Background:
Weight gain is often reported when virologically suppressed people living with HIV (PWHIV) switch to integrase inhibitors (INSTI). Reasons linking INSTI to weight gain are unclear and might be attributed to this HIV drug class, to coformulation with tenofovir alafenamide, and/or influenced by medications, lifestyle and environmental factors. One factor that could impact weight gain is the gut microbiota. Ample evidence exists on the reciprocal causal relationship between the gut microbiome and host metabolism. Here, we evaluated changes in the gut microbiota in aviremic PWHIV who switched from EFV/FTC/TDF to BIC/FTC/TAF.
Methods:
This is a prospective single-center cohort study. A total of 27 PWHIV, 14.8% females (n=4), median age of 42 (26-53) years, virologically-suppressed (mean of 8.51 ± 4.98 years), were included. Fecal samples were obtained pre and one-year (mean of 367.3 ± 10.52 days) postswitch, and subjected to 16S rRNA sequencing.
Results:
Alpha diversity (shannon) increased significantly postswitch (median 3.9 [3.5-4.1] compared to 2.8 [2.1-3.4] preswitch, p< 0.0001), this increase was observed for both sexes. Bacteroidota dominated, averaging 57.43% abundance preswitch, decreasing to 47.10% postswitch, with a concomitant increase in Firmicutes abundance (27.16% to 43.12%). The Firmicutes to Bacteroidota ratio, a putative marker of obesity and weight gain, increased postswitch (median 1.024 [0.50-1.739] versus 0.34 [0.146-1.023] preswitch, p=0.02). At genus level, Prevotella (males) and Bacteroides (females) dominated, Faecalibacterium (both sexes) and UCG_002 (males) increased while Fusobacterium (females) and Succinivibrio (both sexes) decreased postswitch. Principle-coordinate analysis revealed that microbial community clustering was mostly influenced by intra- and interpersonal variation (subjects) and sex, explaining 67.5% and 6.5% of the variance (PERMANOVA p=0.0001 and p= 0.002, respectively).
Conclusions:
The complex nature of weight gain associated with HIV drug classes remains to be elucidated, and might reflect contextual host-gut microbiota adaptations.

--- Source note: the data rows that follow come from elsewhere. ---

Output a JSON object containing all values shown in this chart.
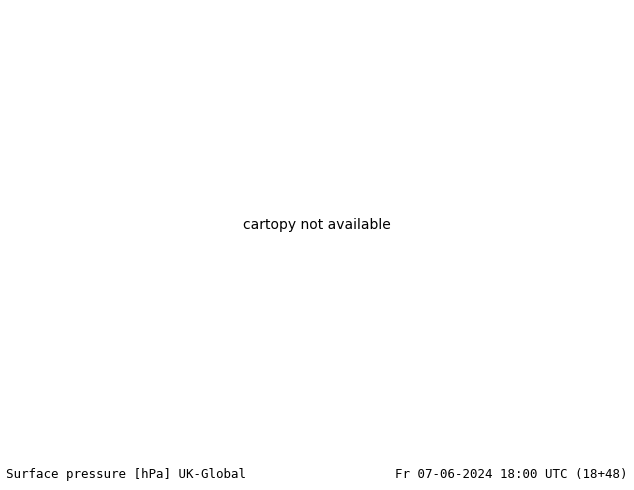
{
  "title_left": "Surface pressure [hPa] UK-Global",
  "title_right": "Fr 07-06-2024 18:00 UTC (18+48)",
  "bg_color": "#d0d0d0",
  "land_color": "#b5d9a0",
  "border_color": "#808080",
  "fig_width": 6.34,
  "fig_height": 4.9,
  "dpi": 100,
  "footer_fontsize": 9,
  "map_extent": [
    -12,
    18,
    44,
    62
  ],
  "blue_color": "#0000cc",
  "black_color": "#000000",
  "red_color": "#cc0000",
  "blue_lw": 1.1,
  "black_lw": 1.4,
  "red_lw": 1.1,
  "label_fontsize": 7.5,
  "label_fontfamily": "monospace"
}
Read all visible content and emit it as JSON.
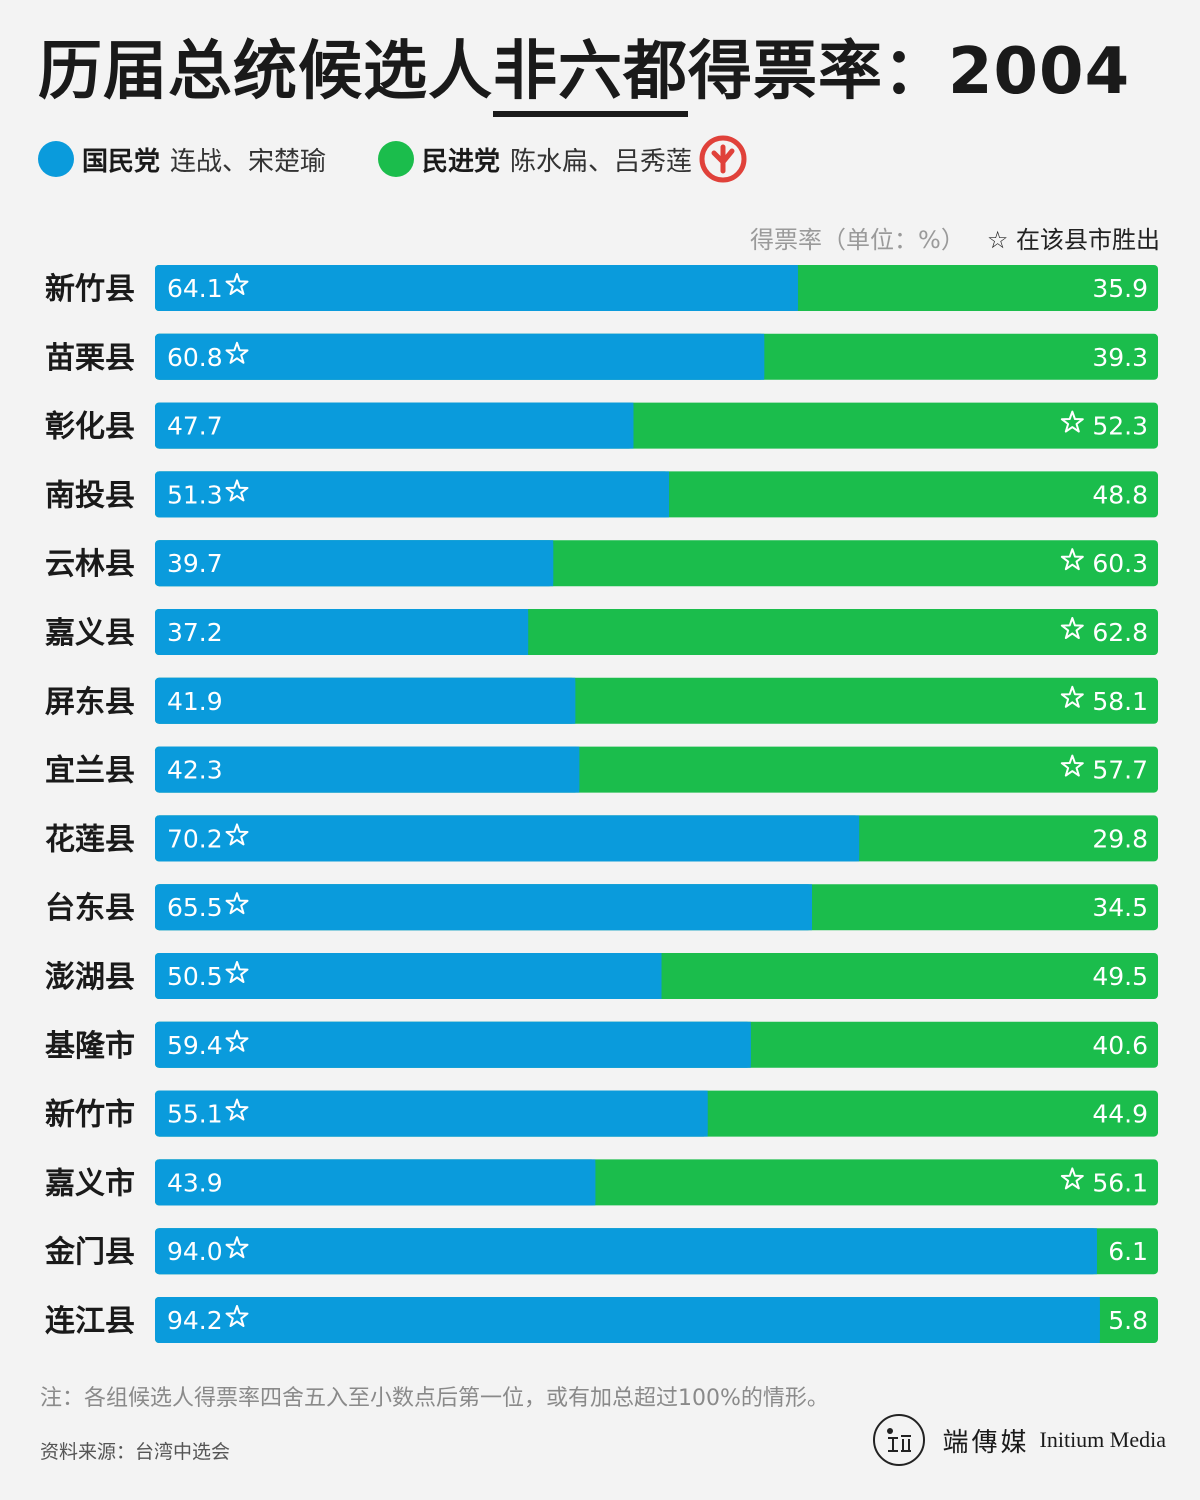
{
  "header": {
    "title_pre": "历届总统候选人",
    "title_underlined": "非六都",
    "title_post": "得票率：2004"
  },
  "legend": {
    "kmt_party": "国民党",
    "kmt_candidates": "连战、宋楚瑜",
    "dpp_party": "民进党",
    "dpp_candidates": "陈水扁、吕秀莲",
    "winner_icon": "vote-stamp-icon"
  },
  "unit_label": "得票率（单位：%）",
  "win_note": "☆ 在该县市胜出",
  "colors": {
    "kmt": "#0a9bdc",
    "dpp": "#1bbd4c",
    "stamp": "#e0413a"
  },
  "chart_data": {
    "type": "bar",
    "stacked": true,
    "orientation": "horizontal",
    "categories": [
      "新竹县",
      "苗栗县",
      "彰化县",
      "南投县",
      "云林县",
      "嘉义县",
      "屏东县",
      "宜兰县",
      "花莲县",
      "台东县",
      "澎湖县",
      "基隆市",
      "新竹市",
      "嘉义市",
      "金门县",
      "连江县"
    ],
    "series": [
      {
        "name": "国民党",
        "values": [
          64.1,
          60.8,
          47.7,
          51.3,
          39.7,
          37.2,
          41.9,
          42.3,
          70.2,
          65.5,
          50.5,
          59.4,
          55.1,
          43.9,
          94.0,
          94.2
        ]
      },
      {
        "name": "民进党",
        "values": [
          35.9,
          39.3,
          52.3,
          48.8,
          60.3,
          62.8,
          58.1,
          57.7,
          29.8,
          34.5,
          49.5,
          40.6,
          44.9,
          56.1,
          6.1,
          5.8
        ]
      }
    ],
    "winner": [
      "国民党",
      "国民党",
      "民进党",
      "国民党",
      "民进党",
      "民进党",
      "民进党",
      "民进党",
      "国民党",
      "国民党",
      "国民党",
      "国民党",
      "国民党",
      "民进党",
      "国民党",
      "国民党"
    ],
    "xlim": [
      0,
      100
    ]
  },
  "footer": {
    "note": "注：各组候选人得票率四舍五入至小数点后第一位，或有加总超过100%的情形。",
    "source": "资料来源：台湾中选会",
    "brand_zh": "端傳媒",
    "brand_en": "Initium Media"
  }
}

The work presented here expands our understanding of weight gain associated with INSTI. Our findings suggest that switching to INSTI might modulate the gut microbiota, increasing its diversity and the abundance of Firmicutes in both sexes, favoring weight gain by affecting energy extraction. Long-term health implications and therapeutic avenues should be further investigated to prevent or manage weight gain on INSTI.